Quando esplodono disperazione e paura
Castel d'Azzano e l'attentato a Ranucci: due notizie che raccontano un'Italia in crisi tra bomba sociale e minacce alla libertà di stampa.
Strani giorni scriveva e cantava Franco Battiato.
Aggiungerei oggi anche tristi e inquietanti. I venti di guerra nel mondo che soffiano sulle nostre teste non ci rendono tranquilli. Ma anche a casa nostra il clima è tutt’altro che idilliaco.
Tra le tante notizie recenti, due mi hanno colpito profondamente: la strage di Castel d'Azzano e l’atto intimidatorio nei confronti del giornalista Sigfrido Ranucci.
Una tragedia che interroga la società
La morte dei tre carabinieri a Castel d'Azzano è una tragedia che va condannata senza ambiguità. Nessuna ragione, nessuna disperazione può giustificare la violenza omicida. Il Luogotenente Marco Piffari, il Brigadiere Capo Valerio Daprà e il Carabiniere Scelto Davide Bernardello stavano facendo il loro dovere e hanno pagato con la vita. Le loro famiglie meritano giustizia e il nostro dolore.
Detto questo, la classe politica non può limitarsi alla retorica del cordoglio. Deve interrogarsi su come tre agricoltori, persone comuni senza precedenti criminali, siano arrivati a un gesto così estremo. I fratelli Ramponi erano schiacciati da debiti, ipoteche e pignoramenti: non malavitosi, ma cittadini travolti dalla crisi economica.
Questa vicenda è lo specchio di un'Italia dove il ceto medio è scomparso e la fascia di nuovi poveri continua a crescere. Artigiani, piccoli imprenditori, lavoratori autonomi scivolano verso la povertà mentre lo Stato si manifesta troppo spesso solo attraverso cartelle esattoriali e sgomberi, senza offrire reti di protezione adeguate.

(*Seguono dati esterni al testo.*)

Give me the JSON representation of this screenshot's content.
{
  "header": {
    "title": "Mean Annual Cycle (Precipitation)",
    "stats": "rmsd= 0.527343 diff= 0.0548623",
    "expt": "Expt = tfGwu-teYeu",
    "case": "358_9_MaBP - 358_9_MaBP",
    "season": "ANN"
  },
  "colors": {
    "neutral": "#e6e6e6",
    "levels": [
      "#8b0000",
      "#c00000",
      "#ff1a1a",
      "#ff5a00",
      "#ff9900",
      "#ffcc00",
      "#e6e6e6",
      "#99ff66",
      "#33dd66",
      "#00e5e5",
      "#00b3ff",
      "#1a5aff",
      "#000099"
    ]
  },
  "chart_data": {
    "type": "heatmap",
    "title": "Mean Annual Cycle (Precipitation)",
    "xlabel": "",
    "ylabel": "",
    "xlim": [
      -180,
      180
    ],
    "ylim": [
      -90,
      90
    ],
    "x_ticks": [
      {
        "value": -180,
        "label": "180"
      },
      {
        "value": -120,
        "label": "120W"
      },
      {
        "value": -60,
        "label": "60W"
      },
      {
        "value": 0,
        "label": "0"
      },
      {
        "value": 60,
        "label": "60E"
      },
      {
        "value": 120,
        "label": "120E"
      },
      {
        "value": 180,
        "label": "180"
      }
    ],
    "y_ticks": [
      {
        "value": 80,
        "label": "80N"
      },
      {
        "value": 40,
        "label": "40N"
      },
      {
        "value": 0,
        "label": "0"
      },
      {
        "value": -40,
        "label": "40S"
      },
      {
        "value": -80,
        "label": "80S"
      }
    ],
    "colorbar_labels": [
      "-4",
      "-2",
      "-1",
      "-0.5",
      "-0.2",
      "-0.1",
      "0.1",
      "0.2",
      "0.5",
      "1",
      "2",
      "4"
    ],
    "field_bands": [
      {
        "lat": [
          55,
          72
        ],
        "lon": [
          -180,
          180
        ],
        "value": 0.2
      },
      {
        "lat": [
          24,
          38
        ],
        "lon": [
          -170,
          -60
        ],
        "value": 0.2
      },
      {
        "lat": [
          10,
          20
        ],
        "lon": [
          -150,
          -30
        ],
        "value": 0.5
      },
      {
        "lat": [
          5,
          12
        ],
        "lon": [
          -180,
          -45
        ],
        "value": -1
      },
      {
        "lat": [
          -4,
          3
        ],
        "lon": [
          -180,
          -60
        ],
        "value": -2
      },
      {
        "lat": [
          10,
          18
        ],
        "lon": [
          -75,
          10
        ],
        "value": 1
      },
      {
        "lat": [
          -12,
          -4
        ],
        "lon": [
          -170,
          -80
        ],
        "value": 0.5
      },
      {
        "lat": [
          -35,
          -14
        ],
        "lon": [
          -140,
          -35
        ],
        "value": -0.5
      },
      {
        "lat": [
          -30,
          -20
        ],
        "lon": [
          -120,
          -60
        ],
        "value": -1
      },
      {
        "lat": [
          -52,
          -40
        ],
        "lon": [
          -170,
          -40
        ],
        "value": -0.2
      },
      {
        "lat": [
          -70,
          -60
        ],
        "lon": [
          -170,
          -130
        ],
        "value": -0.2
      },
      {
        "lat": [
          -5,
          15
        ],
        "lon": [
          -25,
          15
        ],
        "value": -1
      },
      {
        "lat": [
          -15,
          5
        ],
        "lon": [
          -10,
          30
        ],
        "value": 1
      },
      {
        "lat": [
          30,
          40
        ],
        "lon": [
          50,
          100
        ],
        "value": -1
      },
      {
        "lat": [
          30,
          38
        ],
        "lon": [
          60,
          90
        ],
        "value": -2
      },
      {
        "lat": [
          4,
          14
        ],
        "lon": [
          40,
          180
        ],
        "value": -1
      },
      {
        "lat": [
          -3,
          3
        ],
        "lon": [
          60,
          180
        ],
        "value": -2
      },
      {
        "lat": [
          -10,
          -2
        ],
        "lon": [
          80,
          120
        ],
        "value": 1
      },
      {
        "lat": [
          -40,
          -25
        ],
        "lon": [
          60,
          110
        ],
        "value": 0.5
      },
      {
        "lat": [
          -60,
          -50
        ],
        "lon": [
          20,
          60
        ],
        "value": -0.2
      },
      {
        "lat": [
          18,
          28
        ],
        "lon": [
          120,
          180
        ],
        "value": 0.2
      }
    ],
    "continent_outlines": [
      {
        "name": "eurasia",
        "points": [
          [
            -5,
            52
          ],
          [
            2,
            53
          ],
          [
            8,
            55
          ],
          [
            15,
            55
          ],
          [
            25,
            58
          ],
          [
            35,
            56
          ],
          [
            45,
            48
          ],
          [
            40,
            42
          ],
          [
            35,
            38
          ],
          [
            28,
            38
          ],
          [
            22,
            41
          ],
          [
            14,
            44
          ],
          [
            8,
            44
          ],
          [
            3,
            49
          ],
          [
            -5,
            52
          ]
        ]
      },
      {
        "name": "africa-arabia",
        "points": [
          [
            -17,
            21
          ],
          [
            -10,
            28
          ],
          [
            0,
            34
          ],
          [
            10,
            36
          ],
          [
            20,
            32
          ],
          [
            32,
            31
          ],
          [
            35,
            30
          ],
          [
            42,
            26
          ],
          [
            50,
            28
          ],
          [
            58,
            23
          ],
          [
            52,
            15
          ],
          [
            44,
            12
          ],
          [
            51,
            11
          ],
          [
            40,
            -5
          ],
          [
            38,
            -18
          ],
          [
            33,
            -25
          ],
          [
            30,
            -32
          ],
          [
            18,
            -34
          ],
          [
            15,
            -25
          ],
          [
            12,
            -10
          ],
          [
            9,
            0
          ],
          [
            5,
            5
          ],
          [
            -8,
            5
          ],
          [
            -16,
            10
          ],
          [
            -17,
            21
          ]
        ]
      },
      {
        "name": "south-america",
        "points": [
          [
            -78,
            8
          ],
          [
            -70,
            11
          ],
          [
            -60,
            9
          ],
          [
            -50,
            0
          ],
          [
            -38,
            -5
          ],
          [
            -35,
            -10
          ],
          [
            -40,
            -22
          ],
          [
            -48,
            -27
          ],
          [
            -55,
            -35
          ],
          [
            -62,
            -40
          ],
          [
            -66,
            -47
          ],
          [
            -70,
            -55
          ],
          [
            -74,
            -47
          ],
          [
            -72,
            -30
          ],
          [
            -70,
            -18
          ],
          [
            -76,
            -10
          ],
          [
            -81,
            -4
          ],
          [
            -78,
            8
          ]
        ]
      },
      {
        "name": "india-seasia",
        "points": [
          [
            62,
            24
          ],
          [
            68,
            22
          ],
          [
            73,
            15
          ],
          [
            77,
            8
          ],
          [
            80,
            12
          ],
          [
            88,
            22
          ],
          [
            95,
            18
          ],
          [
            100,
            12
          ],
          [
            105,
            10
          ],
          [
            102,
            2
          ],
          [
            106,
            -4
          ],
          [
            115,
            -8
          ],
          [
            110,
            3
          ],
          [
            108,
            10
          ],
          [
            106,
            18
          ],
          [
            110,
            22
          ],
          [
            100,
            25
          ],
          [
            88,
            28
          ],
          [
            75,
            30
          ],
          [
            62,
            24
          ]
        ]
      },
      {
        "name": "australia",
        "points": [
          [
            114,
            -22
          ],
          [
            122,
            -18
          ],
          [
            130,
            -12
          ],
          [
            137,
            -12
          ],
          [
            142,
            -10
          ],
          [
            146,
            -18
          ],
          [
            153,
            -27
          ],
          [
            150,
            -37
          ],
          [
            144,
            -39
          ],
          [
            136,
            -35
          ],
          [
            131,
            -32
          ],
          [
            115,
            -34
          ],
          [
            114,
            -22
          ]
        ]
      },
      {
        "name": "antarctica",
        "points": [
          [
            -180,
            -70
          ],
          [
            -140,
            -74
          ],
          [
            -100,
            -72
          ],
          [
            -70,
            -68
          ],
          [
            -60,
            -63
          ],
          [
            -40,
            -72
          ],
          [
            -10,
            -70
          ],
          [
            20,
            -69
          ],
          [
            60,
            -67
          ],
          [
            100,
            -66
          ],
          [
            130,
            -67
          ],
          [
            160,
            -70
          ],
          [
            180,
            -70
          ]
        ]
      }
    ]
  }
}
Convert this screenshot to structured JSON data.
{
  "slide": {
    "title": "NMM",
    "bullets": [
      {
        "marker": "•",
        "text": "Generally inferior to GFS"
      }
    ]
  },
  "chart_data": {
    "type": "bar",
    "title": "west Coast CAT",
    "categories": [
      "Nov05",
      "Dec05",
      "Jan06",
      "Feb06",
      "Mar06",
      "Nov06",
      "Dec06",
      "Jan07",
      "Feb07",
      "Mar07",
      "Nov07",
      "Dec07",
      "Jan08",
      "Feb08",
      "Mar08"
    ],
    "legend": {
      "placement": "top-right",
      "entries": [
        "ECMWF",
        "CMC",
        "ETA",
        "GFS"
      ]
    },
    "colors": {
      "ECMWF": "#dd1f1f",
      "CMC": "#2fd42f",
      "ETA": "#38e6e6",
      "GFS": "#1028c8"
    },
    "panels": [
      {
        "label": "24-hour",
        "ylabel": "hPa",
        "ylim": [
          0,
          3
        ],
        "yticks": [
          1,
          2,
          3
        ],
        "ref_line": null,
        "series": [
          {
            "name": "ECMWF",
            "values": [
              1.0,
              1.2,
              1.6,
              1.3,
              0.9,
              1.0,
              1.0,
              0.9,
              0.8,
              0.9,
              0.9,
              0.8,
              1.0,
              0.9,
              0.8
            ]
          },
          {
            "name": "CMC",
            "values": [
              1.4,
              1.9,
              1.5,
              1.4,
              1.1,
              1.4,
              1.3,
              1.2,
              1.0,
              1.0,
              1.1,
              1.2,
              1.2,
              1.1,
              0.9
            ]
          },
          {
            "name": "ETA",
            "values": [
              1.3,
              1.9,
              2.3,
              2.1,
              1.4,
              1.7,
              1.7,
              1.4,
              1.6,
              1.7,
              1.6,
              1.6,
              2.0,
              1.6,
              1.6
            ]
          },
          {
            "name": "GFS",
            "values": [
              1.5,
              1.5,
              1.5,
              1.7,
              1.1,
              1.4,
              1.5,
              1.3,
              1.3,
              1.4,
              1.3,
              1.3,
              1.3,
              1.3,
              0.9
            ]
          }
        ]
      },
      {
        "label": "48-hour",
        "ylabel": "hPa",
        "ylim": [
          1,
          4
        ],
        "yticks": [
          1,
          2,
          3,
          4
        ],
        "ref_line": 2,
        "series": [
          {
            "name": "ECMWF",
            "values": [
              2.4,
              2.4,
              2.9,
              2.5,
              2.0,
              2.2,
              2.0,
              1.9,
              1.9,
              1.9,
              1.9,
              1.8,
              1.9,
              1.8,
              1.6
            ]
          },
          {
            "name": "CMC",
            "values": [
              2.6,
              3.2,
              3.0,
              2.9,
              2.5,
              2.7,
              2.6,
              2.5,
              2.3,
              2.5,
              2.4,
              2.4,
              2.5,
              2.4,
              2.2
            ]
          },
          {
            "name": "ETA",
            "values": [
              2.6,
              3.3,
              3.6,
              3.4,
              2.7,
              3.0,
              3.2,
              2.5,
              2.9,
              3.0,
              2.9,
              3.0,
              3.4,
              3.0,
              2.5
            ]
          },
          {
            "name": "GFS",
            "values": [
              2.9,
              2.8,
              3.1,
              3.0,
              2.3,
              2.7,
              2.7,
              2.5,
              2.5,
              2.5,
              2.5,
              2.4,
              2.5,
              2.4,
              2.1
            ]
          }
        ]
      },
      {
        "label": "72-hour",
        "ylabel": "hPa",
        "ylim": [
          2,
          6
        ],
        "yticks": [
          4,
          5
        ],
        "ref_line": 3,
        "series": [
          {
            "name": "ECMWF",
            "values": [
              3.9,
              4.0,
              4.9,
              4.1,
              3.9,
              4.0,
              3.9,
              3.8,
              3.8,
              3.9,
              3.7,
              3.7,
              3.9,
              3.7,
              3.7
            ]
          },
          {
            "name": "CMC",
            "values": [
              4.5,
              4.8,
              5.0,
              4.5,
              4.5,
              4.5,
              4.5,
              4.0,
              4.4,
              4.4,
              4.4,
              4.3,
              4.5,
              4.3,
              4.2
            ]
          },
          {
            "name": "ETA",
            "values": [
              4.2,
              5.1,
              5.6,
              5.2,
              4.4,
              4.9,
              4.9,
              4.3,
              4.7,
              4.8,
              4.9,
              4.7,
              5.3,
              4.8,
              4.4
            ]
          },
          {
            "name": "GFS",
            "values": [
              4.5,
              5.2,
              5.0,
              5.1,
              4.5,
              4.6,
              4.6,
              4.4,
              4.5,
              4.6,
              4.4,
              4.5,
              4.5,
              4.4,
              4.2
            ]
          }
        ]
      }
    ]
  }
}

La tragedia di Castel d'Azzano è una bomba sociale esplosa letteralmente, ma ce ne sono migliaia che covano silenziose nel Paese. Condannare fermamente la violenza è doveroso, ma sarebbe miope non riflettere sulle cause profonde che hanno portato a questa esplosione di disperazione.
L'ombra della paura sul giornalismo libero
L'ordigno esploso davanti alla casa di Sigfrido Ranucci non è vandalismo: è intimidazione mafiosa, un messaggio brutale per imporre il silenzio. In una democrazia matura, nel 2025, si torna a usare esplosivi contro chi fa informazione. È inaccettabile.
Ranucci è uno dei pochi giornalisti d'inchiesta che abbiamo, uno che scava dove altri evitano di guardare. Colpire lui significa colpire il nostro diritto all'informazione libera. La gravità non sta solo nelle auto distrutte, ma nel tentativo di mettere il bavaglio a chi svolge un ruolo essenziale per la democrazia.
Questo attentato ci riporta indietro di decenni, a un'Italia che speravamo superata. In un momento in cui il giornalismo indipendente è già sotto pressione economica e politica, l'uso della violenza rappresenta un'escalation allarmante.
L'Italia ha pagato con il sangue di troppi giornalisti il prezzo della libertà di stampa. Non possiamo permettere che la paura torni a dettare l'agenda dell'informazione. La solidarietà istituzionale non basta: serve un impegno concreto per proteggere chi fa inchieste scomode. Perché se vince la paura, se il silenzio viene imposto con la violenza, avremo perso tutti la nostra libertà.
Come scriveva e cantava Franco Battiato: “Mi lambivano suoni che coprirono rabbie e vendette
Di uomini con clave Ma anche battaglie e massacri di uomini civili
L'Uomo Neozoico dell'Era Quaternaria”.